In der Bevölkerung macht sich oft Angst breit vor den Muslimen, über die man kaum Bescheid weiß und in deren Namen Fundamentalisten Terroranschläge durchführen. Ein Gespräch mit der Theologin Melanie Wolfers über die Fehler des linksliberalen Randes, den Sprengstoff in Bibel und Koran und die göttliche Ablehnung von Gewalt.
Ausgabe: 2018/09
27.02.2018 - Susanne Huber
Ängste gegenüber Menschen muslimischen Glaubens sind in unserer Gesellschaft verstärkt spürbar. Was kann dagegen getan werden? Melanie Wolfers: Wichtig ist, die Menschen, die Angst haben, nicht zu diffamieren, sondern mit ihnen ins Gespräch zu treten. Zweitens: Es braucht Bildung und Aufklärung – zum einen über die eigenen religiösen und geistesgeschichtlichen Wurzeln. Zum anderen über den Islam und dessen Grundannahmen, um differenziert hinzuschauen auf die Prägekraft von Religion. Ich denke, dadurch können sich unberechtigte Ängste auflösen. Es wird aber auch dahin führen, dass wir berechtigte Sorgen und Ängste klarer erkennen und benennen können. Und das gilt es auch zu tun – um unserer Gesellschaft und unserer freiheitlichen Demokratie willen. Drittens: Was vor allem Ängste abbauen kann, ist die konkrete Begegnung mit Menschen fremder Nationalität und fremden Glaubens. Gehen wir aufeinander zu und reden offen über das, was uns beschäftigt, und stellen wir das Gemeinsame über das Trennende!
Fehlt es denn so sehr an Glaubenswissen – auch bei den Christen bezüglich des Christentums?Wolfers: Fragen Sie nach einem Gottesdienst Christen „Wieso glaubt ihr an drei Götter?“. Das ist eine der großen Anfragen von Muslimen an Christen, dass wir angeblich den Monotheismus nicht wahren. Sie werden kaum jemanden finden, der erläutern kann, was denn der Glaube an den dreieinen Gott – Vater, Sohn und Heiliger Geist – meint. Ich habe den Eindruck, dass es auch in der öffentlichen Debatte immens an Wissen fehlt und sie daher oberflächtlich geführt wird.

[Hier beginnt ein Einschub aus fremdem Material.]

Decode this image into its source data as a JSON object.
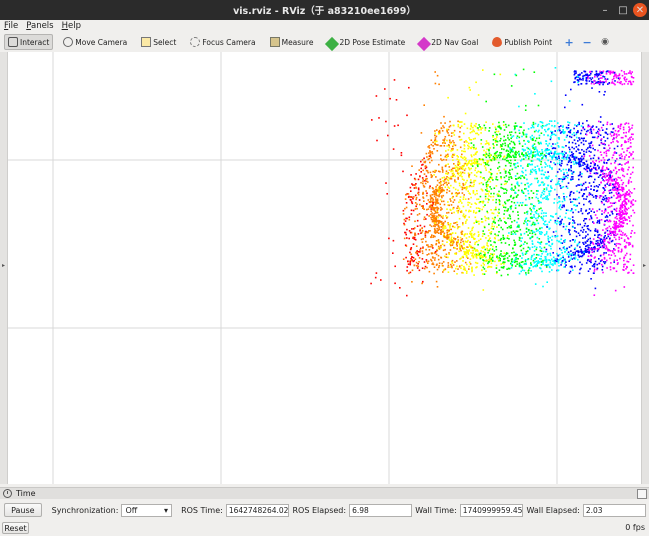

Ist das bei Musliminnen und Muslimen im Hinblick auf ihren Glauben anders?Wolfers: Muslime sind religiös oft gebildet. Sie kennen den Koran und ihre Traditionen mit ihrem Vorbehalt gegenüber einer säkularen Gesellschaft und dem Christentum. Wir Christen sind meistens wenig sprach- und auskunftsfähig, wenn es um den eigenen Glauben und um seine politische und gesellschaftliche Konsequenz geht. Für die westlich geprägten Menschen hat Religion ungemein an Bedeutung verloren. Sie ist Privatsache. Man traut der Religion keine Prägekraft mehr zu. Nun begegnen wir immer mehr Menschen, deren Leben ganz von ihrem Glauben bestimmt wird – Muslima und Muslime feiern den Fastenmonat Ramadan öffentlich; islamische Speisevorschriften finden sich in Menüangeboten etwa in Schulen. Da wird eine Ungleichzeitigkeit deutlich.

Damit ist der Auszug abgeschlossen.